(London) The contrast is hard to ignore. The curtain has just fallen on a conservative convention with a heated atmosphere, and now the Liberals, who have been badly beaten in the polls, are converging on London for their caucus meeting. The discussions will be frank, it is reported, and Justin Trudeau will have to prove that he is still in control, according to an expert. Overview.
Plunge in the polls
“The caucus culture of getting sucked into stupid decisions” will ensure that there “won’t be any sparks at the meeting this week, but there should be,” wrote Monday in a post from blog that looks like a challenge to curator Michelle Rempel Garner. We’ll see if the rustling in the hallway will prove him right. What is certain, however, is that there is nervousness in the Liberal ranks due to the summer slump in the polls, notes Jeremy Ghio, former Liberal strategist. “Bad polls make for unhappy MPs. It loosens tongues. Justin Trudeau will have to prove to them that he is still the man for the job,” he believes.
“A wonderful leader”
Tongues were loosened recently in reports from the Toronto Star and CBC – anonymous, languages. Without wanting to dwell on these confidences, Brenda Shanahan, who chairs the national caucus, argues that “these people who make comments outside the caucus know very well that Mr.
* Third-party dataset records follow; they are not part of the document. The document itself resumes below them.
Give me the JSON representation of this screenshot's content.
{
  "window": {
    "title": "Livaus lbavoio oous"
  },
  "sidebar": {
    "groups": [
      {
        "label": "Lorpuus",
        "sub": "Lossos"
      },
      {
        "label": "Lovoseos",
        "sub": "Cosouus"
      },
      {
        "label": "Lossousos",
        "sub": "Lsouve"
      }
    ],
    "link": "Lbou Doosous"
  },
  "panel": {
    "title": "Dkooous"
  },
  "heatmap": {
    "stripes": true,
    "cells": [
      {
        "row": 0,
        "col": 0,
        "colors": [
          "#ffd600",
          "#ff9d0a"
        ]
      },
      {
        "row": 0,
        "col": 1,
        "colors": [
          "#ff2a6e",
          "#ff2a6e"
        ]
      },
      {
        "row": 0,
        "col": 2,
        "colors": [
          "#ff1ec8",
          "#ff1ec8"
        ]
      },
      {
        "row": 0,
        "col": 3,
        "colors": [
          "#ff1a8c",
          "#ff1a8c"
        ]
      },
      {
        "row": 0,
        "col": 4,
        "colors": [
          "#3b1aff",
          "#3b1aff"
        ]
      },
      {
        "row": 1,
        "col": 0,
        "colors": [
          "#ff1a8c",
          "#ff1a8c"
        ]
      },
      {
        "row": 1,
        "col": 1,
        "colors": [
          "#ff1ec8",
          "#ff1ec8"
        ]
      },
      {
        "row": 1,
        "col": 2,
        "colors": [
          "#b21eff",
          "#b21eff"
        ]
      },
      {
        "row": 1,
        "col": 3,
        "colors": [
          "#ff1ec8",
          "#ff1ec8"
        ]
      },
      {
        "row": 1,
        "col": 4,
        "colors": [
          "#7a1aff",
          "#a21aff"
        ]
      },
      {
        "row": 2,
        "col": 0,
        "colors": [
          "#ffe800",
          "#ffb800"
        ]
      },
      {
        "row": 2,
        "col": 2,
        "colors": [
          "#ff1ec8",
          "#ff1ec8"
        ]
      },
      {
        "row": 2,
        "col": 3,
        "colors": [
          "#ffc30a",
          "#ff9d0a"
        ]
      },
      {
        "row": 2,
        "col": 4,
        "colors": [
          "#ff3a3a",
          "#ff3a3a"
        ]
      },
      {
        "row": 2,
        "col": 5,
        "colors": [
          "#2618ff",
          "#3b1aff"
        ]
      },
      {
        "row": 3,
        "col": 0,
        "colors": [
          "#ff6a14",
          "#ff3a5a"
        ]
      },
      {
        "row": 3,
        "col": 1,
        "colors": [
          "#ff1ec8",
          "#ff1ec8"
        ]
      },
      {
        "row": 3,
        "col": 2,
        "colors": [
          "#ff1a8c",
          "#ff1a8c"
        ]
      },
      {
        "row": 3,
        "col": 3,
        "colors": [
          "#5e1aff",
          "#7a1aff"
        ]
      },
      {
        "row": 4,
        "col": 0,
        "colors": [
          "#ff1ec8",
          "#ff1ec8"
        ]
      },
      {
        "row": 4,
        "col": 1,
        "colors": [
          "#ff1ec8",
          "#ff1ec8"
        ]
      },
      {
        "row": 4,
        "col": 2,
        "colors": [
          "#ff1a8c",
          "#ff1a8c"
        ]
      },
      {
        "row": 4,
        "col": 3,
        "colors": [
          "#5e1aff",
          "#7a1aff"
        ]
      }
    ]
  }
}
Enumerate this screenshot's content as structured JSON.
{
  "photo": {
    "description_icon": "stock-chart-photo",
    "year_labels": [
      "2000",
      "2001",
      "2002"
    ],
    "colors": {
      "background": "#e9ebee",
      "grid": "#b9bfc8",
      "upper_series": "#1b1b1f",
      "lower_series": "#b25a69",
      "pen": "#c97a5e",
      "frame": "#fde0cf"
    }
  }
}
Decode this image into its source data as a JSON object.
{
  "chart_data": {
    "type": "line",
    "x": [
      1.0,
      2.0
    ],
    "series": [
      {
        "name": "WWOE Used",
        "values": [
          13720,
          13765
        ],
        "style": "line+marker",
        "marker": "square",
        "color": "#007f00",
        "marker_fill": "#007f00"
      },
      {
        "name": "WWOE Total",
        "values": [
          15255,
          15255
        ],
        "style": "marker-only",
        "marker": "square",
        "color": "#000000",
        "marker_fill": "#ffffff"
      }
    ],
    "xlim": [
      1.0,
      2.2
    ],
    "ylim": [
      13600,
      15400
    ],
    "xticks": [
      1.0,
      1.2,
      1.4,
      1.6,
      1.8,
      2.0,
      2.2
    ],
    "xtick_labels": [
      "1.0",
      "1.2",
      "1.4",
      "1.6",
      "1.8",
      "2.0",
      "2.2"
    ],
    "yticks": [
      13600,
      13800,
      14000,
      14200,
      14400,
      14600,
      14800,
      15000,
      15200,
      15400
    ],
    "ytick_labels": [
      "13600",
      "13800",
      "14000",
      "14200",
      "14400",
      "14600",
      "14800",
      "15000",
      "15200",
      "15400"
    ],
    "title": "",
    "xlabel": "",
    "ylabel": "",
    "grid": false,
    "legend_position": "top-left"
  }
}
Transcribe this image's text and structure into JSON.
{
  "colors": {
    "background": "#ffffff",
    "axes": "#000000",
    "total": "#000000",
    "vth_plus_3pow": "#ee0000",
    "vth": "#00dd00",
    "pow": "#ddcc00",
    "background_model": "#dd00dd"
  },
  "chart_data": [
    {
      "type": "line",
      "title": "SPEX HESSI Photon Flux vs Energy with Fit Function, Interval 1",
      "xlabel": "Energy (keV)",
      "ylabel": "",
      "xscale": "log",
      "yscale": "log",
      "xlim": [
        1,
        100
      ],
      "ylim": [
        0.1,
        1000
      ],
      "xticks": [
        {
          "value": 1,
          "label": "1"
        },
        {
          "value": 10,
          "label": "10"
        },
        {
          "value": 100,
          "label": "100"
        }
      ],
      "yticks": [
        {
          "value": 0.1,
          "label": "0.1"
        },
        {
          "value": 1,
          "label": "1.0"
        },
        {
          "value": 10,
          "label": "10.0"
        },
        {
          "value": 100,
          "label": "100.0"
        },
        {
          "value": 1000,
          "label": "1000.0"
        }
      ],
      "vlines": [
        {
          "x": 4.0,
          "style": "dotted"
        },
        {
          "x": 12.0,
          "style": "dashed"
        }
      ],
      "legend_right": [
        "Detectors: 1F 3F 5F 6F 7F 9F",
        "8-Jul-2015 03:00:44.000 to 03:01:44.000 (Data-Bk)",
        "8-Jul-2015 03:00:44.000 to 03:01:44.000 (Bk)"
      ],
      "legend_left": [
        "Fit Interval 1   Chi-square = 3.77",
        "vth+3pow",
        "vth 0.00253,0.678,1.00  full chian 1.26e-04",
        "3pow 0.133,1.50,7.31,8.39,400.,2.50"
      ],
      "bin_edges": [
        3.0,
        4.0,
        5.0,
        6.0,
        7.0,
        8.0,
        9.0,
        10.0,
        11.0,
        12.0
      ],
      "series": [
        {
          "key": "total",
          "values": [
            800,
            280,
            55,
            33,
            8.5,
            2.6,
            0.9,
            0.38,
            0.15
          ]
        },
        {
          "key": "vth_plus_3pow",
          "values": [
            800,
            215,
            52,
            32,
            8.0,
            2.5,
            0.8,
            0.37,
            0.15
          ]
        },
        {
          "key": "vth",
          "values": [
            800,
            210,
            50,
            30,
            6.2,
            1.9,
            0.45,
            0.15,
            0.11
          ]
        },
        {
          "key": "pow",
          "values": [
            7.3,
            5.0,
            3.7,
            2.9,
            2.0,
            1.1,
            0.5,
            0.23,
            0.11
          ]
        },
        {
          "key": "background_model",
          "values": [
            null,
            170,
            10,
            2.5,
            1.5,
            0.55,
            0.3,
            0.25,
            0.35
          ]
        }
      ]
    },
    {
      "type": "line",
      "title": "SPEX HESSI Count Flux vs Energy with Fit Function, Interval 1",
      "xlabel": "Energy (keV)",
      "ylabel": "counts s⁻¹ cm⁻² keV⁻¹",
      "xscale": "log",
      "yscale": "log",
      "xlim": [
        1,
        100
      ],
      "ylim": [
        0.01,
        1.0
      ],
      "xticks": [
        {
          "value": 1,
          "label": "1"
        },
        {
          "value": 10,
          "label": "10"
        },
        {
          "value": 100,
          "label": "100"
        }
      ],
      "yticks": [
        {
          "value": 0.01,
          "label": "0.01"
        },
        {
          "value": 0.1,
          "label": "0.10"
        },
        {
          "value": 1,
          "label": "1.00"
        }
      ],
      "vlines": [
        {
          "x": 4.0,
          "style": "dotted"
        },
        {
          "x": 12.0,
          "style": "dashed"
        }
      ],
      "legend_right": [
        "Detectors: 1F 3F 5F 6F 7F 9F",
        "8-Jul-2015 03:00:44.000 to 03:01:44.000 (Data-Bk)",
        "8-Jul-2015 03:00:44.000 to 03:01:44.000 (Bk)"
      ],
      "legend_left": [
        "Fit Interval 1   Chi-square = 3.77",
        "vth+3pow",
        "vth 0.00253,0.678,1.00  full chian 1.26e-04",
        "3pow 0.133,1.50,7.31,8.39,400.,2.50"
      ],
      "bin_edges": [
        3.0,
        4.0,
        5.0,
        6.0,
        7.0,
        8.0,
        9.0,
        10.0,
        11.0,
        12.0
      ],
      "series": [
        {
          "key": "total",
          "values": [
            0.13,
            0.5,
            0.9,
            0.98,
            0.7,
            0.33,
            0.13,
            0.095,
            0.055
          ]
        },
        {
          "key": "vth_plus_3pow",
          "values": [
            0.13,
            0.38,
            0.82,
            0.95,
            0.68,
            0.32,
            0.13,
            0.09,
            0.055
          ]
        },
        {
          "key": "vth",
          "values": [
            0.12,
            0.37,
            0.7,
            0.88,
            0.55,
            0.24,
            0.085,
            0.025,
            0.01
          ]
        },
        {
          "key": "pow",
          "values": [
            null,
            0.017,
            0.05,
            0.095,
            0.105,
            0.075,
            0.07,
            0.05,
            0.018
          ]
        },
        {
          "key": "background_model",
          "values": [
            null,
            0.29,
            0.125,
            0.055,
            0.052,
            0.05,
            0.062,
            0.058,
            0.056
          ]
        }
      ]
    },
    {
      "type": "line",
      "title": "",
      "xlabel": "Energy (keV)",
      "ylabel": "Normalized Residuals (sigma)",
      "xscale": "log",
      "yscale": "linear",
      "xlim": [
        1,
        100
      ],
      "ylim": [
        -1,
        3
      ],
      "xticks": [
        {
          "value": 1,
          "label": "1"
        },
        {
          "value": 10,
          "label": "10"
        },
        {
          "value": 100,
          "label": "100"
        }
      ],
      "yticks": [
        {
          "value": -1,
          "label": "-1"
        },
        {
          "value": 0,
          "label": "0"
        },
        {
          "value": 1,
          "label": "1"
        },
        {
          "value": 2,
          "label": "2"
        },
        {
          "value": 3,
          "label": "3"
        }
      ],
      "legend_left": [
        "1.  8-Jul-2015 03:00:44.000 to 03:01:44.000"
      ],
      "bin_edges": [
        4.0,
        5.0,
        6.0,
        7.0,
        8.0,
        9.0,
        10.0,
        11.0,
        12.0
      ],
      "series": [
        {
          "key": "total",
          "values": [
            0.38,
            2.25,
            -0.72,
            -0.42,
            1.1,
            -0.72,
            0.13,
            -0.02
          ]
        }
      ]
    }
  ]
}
Trudeau is a formidable leader”. Are there within the delegation many “Nervous Nellies”, as Jean Chrétien called his deputies worried about losing their constituency? “They heard the frustrations of their constituents this summer (…) on the cost of living and access to housing (…), but everyone is behind our leader,” says Mme Shanahan.
“All indicators are red”
Even if the collaboration agreement between the Liberals and the New Democrats holds until 2025, which the Prime Minister seems to want, the Conservatives’ skyrocketing rise in the polls should be a warning signal, believes specialist Philippe J. Fournier. “All the indicators are red. Among the Liberals, we argue that Justin Trudeau has come from behind against Andrew Scheer and Erin O’Toole, but here, it’s different, because we’re talking about the approval of the government and the leader,” explains the creator of the 338Canada aggregator. “The Liberals have the luxury of time, but if the election took place tomorrow, my model gives an almost majority or majority (Conservative) government,” he adds.
Forget the “bad guy” Poilievre
Conservative activists gathered at a conference in Quebec last weekend provided new ammunition to the Liberals. There was the abortive attempt to put to the vote a resolution to cut funding at Radio-Canada, the adoption of a resolution governing gender transition for minors. According to Jeremy Ghio, we must resist the temptation to be distracted: “Among the Liberals, it seems that we are in the mode: ‘Pierre Poilievre is bad, and I have a good record.’ But it is not with the record that you will obtain the confidence of Canadians for a fourth term. It’s with a plan for what’s to come – economic uncertainty and the housing crisis. »
An announcement about housing
We saw it in the National Assembly from day one of the start of the parliamentary term: the housing issue puts governments in the hot seat. That of Justin Trudeau will not escape it, and it is with an announcement on housing that the Prime Minister will kick off the caucus meeting on Wednesday, alongside the minister responsible for the file, Sean Fraser. Because yes, Justin Trudeau ended up returning to the country, having been stuck for two days in New Delhi due to a technical problem with the government plane.